Testbook test series - Computer Networks TCP

Question

Question: TCP opens a connection using an initial sequence number of 3500 and sends data at a rate of 5MBps. The other party opens a connection with a sequence number of 1200. Wrap around time for both sequence number differs by 12562.77 sec. Calculate the data rate (in KBps) for the second party.

The answer given is 320-321 but I calculated the answer to be 366.9.

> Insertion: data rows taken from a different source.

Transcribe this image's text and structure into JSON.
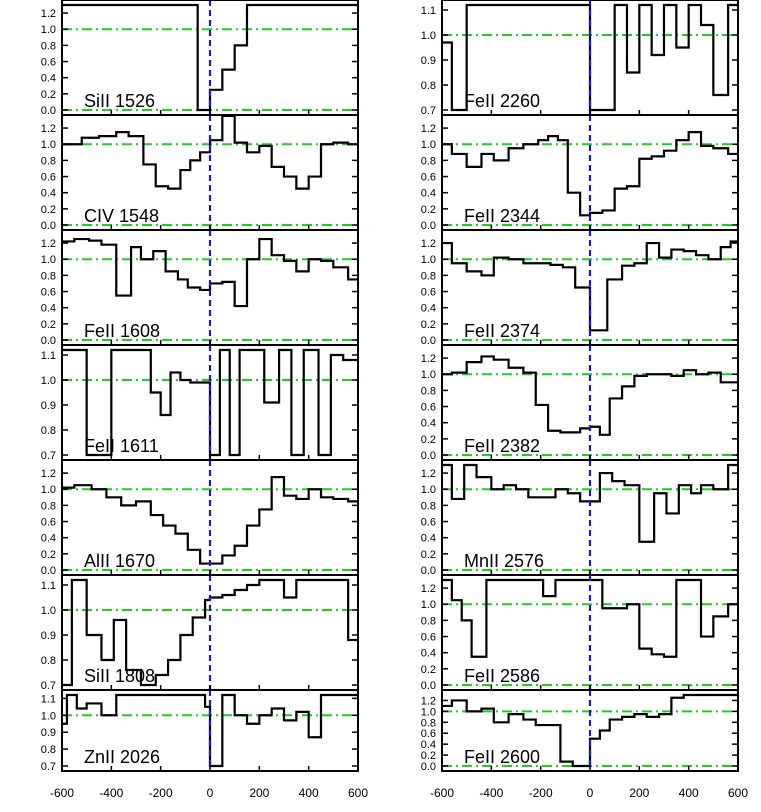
{
  "chart_data": [
    {
      "type": "line",
      "title": "",
      "label": "SiII 1526",
      "ylim": [
        0.0,
        1.3
      ],
      "yticks": [
        "0.0",
        "0.2",
        "0.4",
        "0.6",
        "0.8",
        "1.0",
        "1.2"
      ],
      "x": [
        -600,
        -500,
        -400,
        -300,
        -200,
        -100,
        -50,
        0,
        50,
        100,
        150,
        200,
        250,
        300,
        350,
        400,
        500,
        600
      ],
      "y": [
        1.3,
        1.3,
        1.3,
        1.3,
        1.3,
        1.3,
        0.0,
        0.25,
        0.5,
        0.8,
        1.3,
        1.3,
        1.3,
        1.3,
        1.3,
        1.3,
        1.3,
        1.3
      ]
    },
    {
      "type": "line",
      "title": "",
      "label": "CIV 1548",
      "ylim": [
        0.0,
        1.3
      ],
      "yticks": [
        "0.0",
        "0.2",
        "0.4",
        "0.6",
        "0.8",
        "1.0",
        "1.2"
      ],
      "x": [
        -600,
        -520,
        -450,
        -380,
        -330,
        -270,
        -220,
        -170,
        -120,
        -80,
        -40,
        0,
        50,
        100,
        150,
        200,
        250,
        300,
        350,
        400,
        450,
        500,
        560,
        600
      ],
      "y": [
        1.0,
        1.08,
        1.1,
        1.15,
        1.1,
        0.75,
        0.48,
        0.45,
        0.68,
        0.8,
        0.9,
        1.05,
        1.35,
        1.02,
        0.9,
        0.98,
        0.72,
        0.6,
        0.45,
        0.6,
        1.0,
        1.02,
        1.0,
        0.9
      ]
    },
    {
      "type": "line",
      "title": "",
      "label": "FeII 1608",
      "ylim": [
        0.0,
        1.3
      ],
      "yticks": [
        "0.0",
        "0.2",
        "0.4",
        "0.6",
        "0.8",
        "1.0",
        "1.2"
      ],
      "x": [
        -600,
        -550,
        -490,
        -440,
        -380,
        -320,
        -280,
        -230,
        -180,
        -130,
        -90,
        -40,
        0,
        50,
        100,
        150,
        200,
        250,
        300,
        350,
        400,
        450,
        500,
        560,
        600
      ],
      "y": [
        1.22,
        1.25,
        1.23,
        1.18,
        0.55,
        1.15,
        1.0,
        1.1,
        0.85,
        0.75,
        0.65,
        0.62,
        0.7,
        0.72,
        0.42,
        1.0,
        1.25,
        1.05,
        0.98,
        0.85,
        1.0,
        0.98,
        0.9,
        0.75,
        0.65
      ]
    },
    {
      "type": "line",
      "title": "",
      "label": "FeII 1611",
      "ylim": [
        0.7,
        1.12
      ],
      "yticks": [
        "0.7",
        "0.8",
        "0.9",
        "1.0",
        "1.1"
      ],
      "x": [
        -600,
        -500,
        -400,
        -340,
        -280,
        -240,
        -200,
        -160,
        -120,
        -80,
        -40,
        0,
        40,
        80,
        120,
        160,
        220,
        280,
        330,
        380,
        440,
        490,
        540,
        600
      ],
      "y": [
        1.12,
        0.7,
        1.12,
        1.12,
        1.12,
        0.95,
        0.86,
        1.03,
        1.0,
        0.99,
        0.99,
        0.7,
        1.12,
        0.7,
        1.12,
        1.12,
        0.91,
        1.12,
        0.7,
        1.12,
        0.7,
        1.1,
        1.08,
        1.12
      ]
    },
    {
      "type": "line",
      "title": "",
      "label": "AlII 1670",
      "ylim": [
        0.0,
        1.3
      ],
      "yticks": [
        "0.0",
        "0.2",
        "0.4",
        "0.6",
        "0.8",
        "1.0",
        "1.2"
      ],
      "x": [
        -600,
        -550,
        -480,
        -420,
        -360,
        -300,
        -240,
        -190,
        -140,
        -90,
        -40,
        0,
        50,
        100,
        150,
        200,
        250,
        300,
        350,
        400,
        450,
        500,
        560,
        600
      ],
      "y": [
        1.02,
        1.05,
        1.0,
        0.9,
        0.8,
        0.85,
        0.68,
        0.55,
        0.45,
        0.25,
        0.08,
        0.08,
        0.18,
        0.3,
        0.55,
        0.75,
        1.15,
        0.92,
        0.88,
        1.0,
        0.9,
        0.88,
        0.85,
        1.12
      ]
    },
    {
      "type": "line",
      "title": "",
      "label": "SiII 1808",
      "ylim": [
        0.7,
        1.12
      ],
      "yticks": [
        "0.7",
        "0.8",
        "0.9",
        "1.0",
        "1.1"
      ],
      "x": [
        -600,
        -560,
        -500,
        -440,
        -390,
        -340,
        -280,
        -220,
        -170,
        -120,
        -70,
        -20,
        0,
        50,
        100,
        150,
        200,
        250,
        300,
        350,
        400,
        450,
        500,
        560,
        600
      ],
      "y": [
        0.7,
        1.12,
        0.9,
        0.8,
        0.96,
        0.76,
        0.7,
        0.74,
        0.8,
        0.9,
        0.97,
        1.04,
        1.05,
        1.06,
        1.08,
        1.1,
        1.12,
        1.12,
        1.05,
        1.12,
        1.12,
        1.12,
        1.12,
        0.88,
        0.88
      ]
    },
    {
      "type": "line",
      "title": "",
      "label": "ZnII 2026",
      "ylim": [
        0.7,
        1.12
      ],
      "yticks": [
        "0.7",
        "0.8",
        "0.9",
        "1.0",
        "1.1"
      ],
      "x": [
        -600,
        -580,
        -540,
        -500,
        -440,
        -380,
        -320,
        -260,
        -210,
        -160,
        -110,
        -60,
        -20,
        0,
        50,
        100,
        150,
        200,
        250,
        300,
        350,
        400,
        450,
        500,
        560,
        600
      ],
      "y": [
        0.95,
        1.12,
        1.04,
        1.07,
        1.0,
        1.12,
        1.12,
        1.12,
        1.12,
        1.12,
        1.12,
        1.12,
        1.05,
        0.7,
        1.12,
        1.0,
        0.95,
        1.0,
        1.04,
        0.97,
        1.02,
        0.87,
        1.12,
        1.12,
        1.12,
        1.12
      ]
    },
    {
      "type": "line",
      "title": "",
      "label": "FeII 2260",
      "ylim": [
        0.7,
        1.12
      ],
      "yticks": [
        "0.7",
        "0.8",
        "0.9",
        "1.0",
        "1.1"
      ],
      "x": [
        -600,
        -560,
        -500,
        -440,
        -390,
        -340,
        -290,
        -240,
        -190,
        -140,
        -90,
        -40,
        0,
        50,
        100,
        150,
        200,
        250,
        300,
        350,
        400,
        450,
        500,
        560,
        600
      ],
      "y": [
        0.97,
        0.7,
        1.12,
        1.12,
        1.12,
        1.12,
        1.12,
        1.12,
        1.12,
        1.12,
        1.12,
        1.12,
        0.7,
        0.7,
        1.12,
        0.85,
        1.12,
        0.92,
        1.12,
        0.95,
        1.12,
        1.04,
        0.76,
        1.12,
        1.12
      ]
    },
    {
      "type": "line",
      "title": "",
      "label": "FeII 2344",
      "ylim": [
        0.0,
        1.3
      ],
      "yticks": [
        "0.0",
        "0.2",
        "0.4",
        "0.6",
        "0.8",
        "1.0",
        "1.2"
      ],
      "x": [
        -600,
        -560,
        -500,
        -440,
        -390,
        -330,
        -270,
        -210,
        -170,
        -130,
        -90,
        -40,
        0,
        50,
        100,
        150,
        200,
        250,
        300,
        350,
        400,
        450,
        500,
        560,
        600
      ],
      "y": [
        1.0,
        0.88,
        0.72,
        0.88,
        0.8,
        0.95,
        1.0,
        1.05,
        1.1,
        1.05,
        0.4,
        0.12,
        0.15,
        0.18,
        0.45,
        0.48,
        0.82,
        0.85,
        0.92,
        1.05,
        1.15,
        0.98,
        0.95,
        0.88,
        0.9
      ]
    },
    {
      "type": "line",
      "title": "",
      "label": "FeII 2374",
      "ylim": [
        0.0,
        1.3
      ],
      "yticks": [
        "0.0",
        "0.2",
        "0.4",
        "0.6",
        "0.8",
        "1.0",
        "1.2"
      ],
      "x": [
        -600,
        -560,
        -500,
        -440,
        -390,
        -330,
        -270,
        -210,
        -160,
        -110,
        -60,
        0,
        30,
        70,
        130,
        180,
        230,
        280,
        330,
        380,
        430,
        480,
        530,
        570,
        600
      ],
      "y": [
        1.2,
        0.95,
        0.85,
        0.8,
        1.02,
        1.0,
        0.95,
        0.95,
        0.93,
        0.9,
        0.65,
        0.12,
        0.12,
        0.75,
        0.92,
        0.95,
        1.2,
        1.02,
        1.12,
        1.1,
        1.05,
        1.0,
        1.15,
        1.22,
        1.22
      ]
    },
    {
      "type": "line",
      "title": "",
      "label": "FeII 2382",
      "ylim": [
        0.0,
        1.3
      ],
      "yticks": [
        "0.0",
        "0.2",
        "0.4",
        "0.6",
        "0.8",
        "1.0",
        "1.2"
      ],
      "x": [
        -600,
        -560,
        -500,
        -440,
        -390,
        -330,
        -270,
        -220,
        -170,
        -120,
        -80,
        -40,
        0,
        40,
        80,
        130,
        180,
        230,
        280,
        330,
        380,
        430,
        480,
        530,
        570,
        600
      ],
      "y": [
        1.0,
        1.02,
        1.15,
        1.22,
        1.18,
        1.08,
        1.02,
        0.62,
        0.3,
        0.28,
        0.28,
        0.33,
        0.35,
        0.25,
        0.7,
        0.85,
        0.98,
        1.0,
        1.0,
        0.98,
        1.05,
        1.0,
        1.02,
        0.9,
        0.9,
        0.92
      ]
    },
    {
      "type": "line",
      "title": "",
      "label": "MnII 2576",
      "ylim": [
        0.0,
        1.3
      ],
      "yticks": [
        "0.0",
        "0.2",
        "0.4",
        "0.6",
        "0.8",
        "1.0",
        "1.2"
      ],
      "x": [
        -600,
        -560,
        -510,
        -460,
        -400,
        -350,
        -300,
        -250,
        -190,
        -140,
        -90,
        -40,
        0,
        40,
        90,
        140,
        200,
        260,
        310,
        360,
        410,
        450,
        500,
        560,
        600
      ],
      "y": [
        1.3,
        0.88,
        1.3,
        1.15,
        1.0,
        1.05,
        1.0,
        0.9,
        0.9,
        1.0,
        0.95,
        0.85,
        0.85,
        1.2,
        1.1,
        1.05,
        0.35,
        0.95,
        0.7,
        1.05,
        0.95,
        1.05,
        1.0,
        1.3,
        1.3
      ]
    },
    {
      "type": "line",
      "title": "",
      "label": "FeII 2586",
      "ylim": [
        0.0,
        1.3
      ],
      "yticks": [
        "0.0",
        "0.2",
        "0.4",
        "0.6",
        "0.8",
        "1.0",
        "1.2"
      ],
      "x": [
        -600,
        -560,
        -520,
        -480,
        -420,
        -360,
        -300,
        -250,
        -190,
        -140,
        -90,
        -40,
        0,
        50,
        100,
        150,
        200,
        250,
        300,
        350,
        400,
        450,
        500,
        560,
        600
      ],
      "y": [
        1.3,
        1.05,
        0.8,
        0.35,
        1.3,
        1.3,
        1.3,
        1.3,
        1.1,
        1.3,
        1.3,
        1.3,
        1.3,
        0.95,
        0.95,
        1.0,
        0.45,
        0.38,
        0.35,
        1.3,
        1.3,
        0.6,
        0.85,
        1.0,
        1.0
      ]
    },
    {
      "type": "line",
      "title": "",
      "label": "FeII 2600",
      "ylim": [
        0.0,
        1.3
      ],
      "yticks": [
        "0.0",
        "0.2",
        "0.4",
        "0.6",
        "0.8",
        "1.0",
        "1.2"
      ],
      "x": [
        -600,
        -560,
        -500,
        -440,
        -390,
        -330,
        -270,
        -220,
        -170,
        -120,
        -70,
        -20,
        0,
        40,
        80,
        130,
        180,
        230,
        280,
        330,
        380,
        430,
        480,
        530,
        570,
        600
      ],
      "y": [
        1.1,
        1.2,
        1.0,
        1.05,
        0.8,
        0.95,
        0.85,
        0.75,
        0.75,
        0.08,
        0.0,
        0.0,
        0.5,
        0.65,
        0.85,
        0.9,
        0.95,
        0.9,
        0.95,
        1.25,
        1.3,
        1.3,
        1.3,
        1.3,
        1.3,
        1.3
      ]
    }
  ],
  "shared_x_axis": {
    "xlim": [
      -600,
      600
    ],
    "tick_labels": [
      "-600",
      "-400",
      "-200",
      "0",
      "200",
      "400",
      "600"
    ]
  },
  "colors": {
    "data_line": "#000000",
    "continuum_line": "#22cc22",
    "zero_velocity_line": "#1a1acc",
    "frame": "#000000"
  }
}
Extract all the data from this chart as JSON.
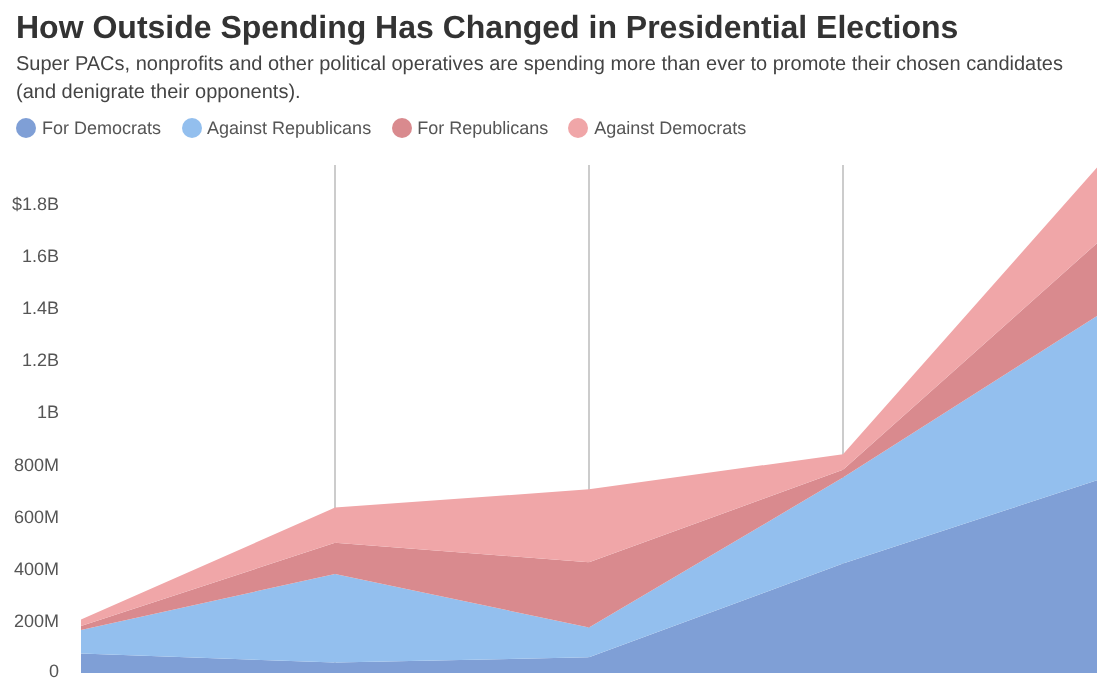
{
  "chart_data": {
    "type": "area",
    "stacked": true,
    "title": "How Outside Spending Has Changed in Presidential Elections",
    "subtitle": "Super PACs, nonprofits and other political operatives are spending more than ever to promote their chosen candidates (and denigrate their opponents).",
    "categories": [
      null,
      null,
      null,
      null,
      null
    ],
    "series": [
      {
        "name": "For Democrats",
        "color": "#7f9fd6",
        "values": [
          75000000,
          40000000,
          60000000,
          420000000,
          740000000
        ]
      },
      {
        "name": "Against Republicans",
        "color": "#93bfee",
        "values": [
          90000000,
          340000000,
          115000000,
          330000000,
          630000000
        ]
      },
      {
        "name": "For Republicans",
        "color": "#d98a8e",
        "values": [
          15000000,
          120000000,
          250000000,
          30000000,
          280000000
        ]
      },
      {
        "name": "Against Democrats",
        "color": "#f0a6a8",
        "values": [
          25000000,
          135000000,
          280000000,
          60000000,
          290000000
        ]
      }
    ],
    "ylim": [
      0,
      1950000000
    ],
    "yticks": [
      0,
      {
        "value": 200000000,
        "label": "200M"
      },
      {
        "value": 400000000,
        "label": "400M"
      },
      {
        "value": 600000000,
        "label": "600M"
      },
      {
        "value": 800000000,
        "label": "800M"
      },
      {
        "value": 1000000000,
        "label": "1B"
      },
      {
        "value": 1200000000,
        "label": "1.2B"
      },
      {
        "value": 1400000000,
        "label": "1.4B"
      },
      {
        "value": 1600000000,
        "label": "1.6B"
      },
      {
        "value": 1800000000,
        "label": "$1.8B"
      }
    ],
    "grid": "x",
    "legend": "top",
    "tick_labels": "y"
  }
}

In the solution, they calculated WAT as $\frac{2^{_{32}}-Initial Sequence}{Bandwidth}$

Whereas I calculated WAT as $\frac{2^{_{32}}}{Bandwidth}$

Which one is correct?

Answer 1

Let bandwidth we have to find be y
According to question
$\frac{2^{32}}{y} -\frac{2^{32}}{5*10^{6}}=12562.77$
2^32/5*(10^6) is 858.9 (calculate using calculator)
now
$\frac{2^{32}}{y} =12562.77 + 858.9$

$\frac{2^{32}}{12562.77 + 858.9 } = y$
$y=\frac{2^{32}}{12562.77 + 858.9 }$
$y=320018.426$
$y=320.018426 Kbps$

Comments

Thanks! I realized my mistake. I was subtracting 858.9 from 12562.77 (instead of adding it). I took 12562.77 as the sum of both WATs and not the difference. I guess you shouldn't rush while solving numerical questions.